Re: [PATCH V6 7/8] io_uring/uring_cmd: support provide group kernel buffer

Ming Lei <ming.lei@xxxxxxxxxx> · Tue, 15 Oct 2024 19:05:35 +0800

On Mon, Oct 14, 2024 at 07:40:40PM +0100, Pavel Begunkov wrote:
> On 10/11/24 16:45, Ming Lei wrote:
> > On Fri, Oct 11, 2024 at 08:41:03AM -0600, Jens Axboe wrote:
> > > On 10/11/24 8:20 AM, Ming Lei wrote:
> > > > On Fri, Oct 11, 2024 at 07:24:27AM -0600, Jens Axboe wrote:
> > > > > On 10/10/24 9:07 PM, Ming Lei wrote:
> > > > > > On Thu, Oct 10, 2024 at 08:39:12PM -0600, Jens Axboe wrote:
> > > > > > > On 10/10/24 8:30 PM, Ming Lei wrote:
> > > > > > > > Hi Jens,
> ...
> > > > > > Suppose we have N consumers OPs which depends on OP_BUF_UPDATE.
> > > > > > 
> > > > > > 1) all N OPs are linked with OP_BUF_UPDATE
> > > > > > 
> > > > > > Or
> > > > > > 
> > > > > > 2) submit OP_BUF_UPDATE first, and wait its completion, then submit N
> > > > > > OPs concurrently.
> > > > > 
> > > > > Correct
> > > > > 
> > > > > > But 1) and 2) may slow the IO handing.  In 1) all N OPs are serialized,
> > > > > > and 1 extra syscall is introduced in 2).
> > > > > 
> > > > > Yes you don't want do do #1. But the OP_BUF_UPDATE is cheap enough that
> > > > > you can just do it upfront. It's not ideal in terms of usage, and I get
> > > > > where the grouping comes from. But is it possible to do the grouping in
> > > > > a less intrusive fashion with OP_BUF_UPDATE? Because it won't change any
> > > > 
> > > > The most of 'intrusive' change is just on patch 4, and Pavel has commented
> > > > that it is good enough:
> > > > 
> > > > https://lore.kernel.org/linux-block/ZwZzsPcXyazyeZnu@fedora/T/#m551e94f080b80ccbd2561e01da5ea8e17f7ee15d
> 
> Trying to catch up on the thread. I do think the patch is tolerable and
> mergeable, but I do it adds quite a bit of complication to the path if
> you try to have a map in what state a request can be and what

I admit that sqe group adds a little complexity to the submission &
completion code, especially dealing with completion code.

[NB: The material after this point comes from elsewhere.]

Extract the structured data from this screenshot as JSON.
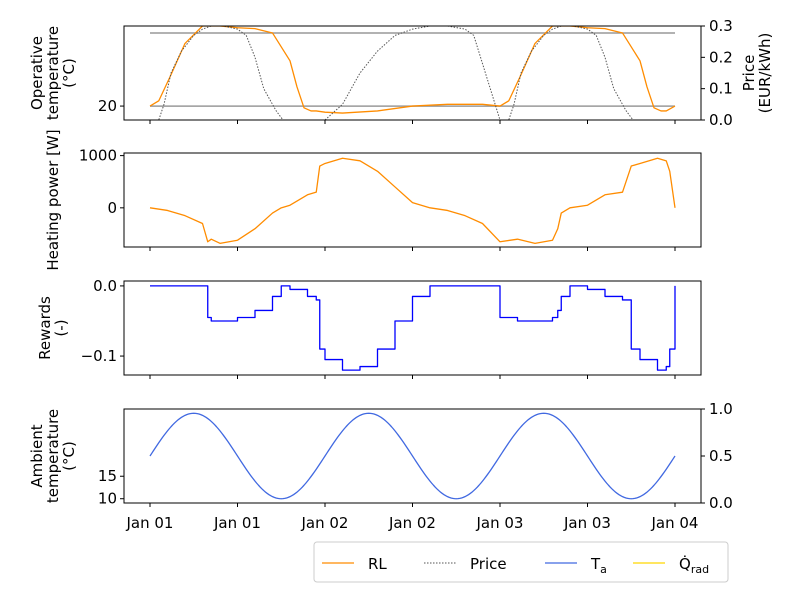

But with your help, patch 4 has become easy to follow and sqe group
is well-defined now, and it does add new feature of N:M dependency,
otherwise one extra syscall is required for supporting N:M dependency,
this way not only saves one syscall, but also simplify application.

> dependencies are there, and then patches after has to go to every each
> io_uring opcode and add support for leased buffers. And I'm afraid

Only fast IO(net, fs) needs it, not see other OPs for such support.

> that we'll also need to feedback from completion of those to let
> the buffer know what ranges now has data / initialised. One typical
> problem for page flipping rx, for example, is that you need to have
> a full page of data to map it, otherwise it should be prezeroed,
> which is too expensive, same problem you can have without mmap'ing
> and directly exposing pages to the user.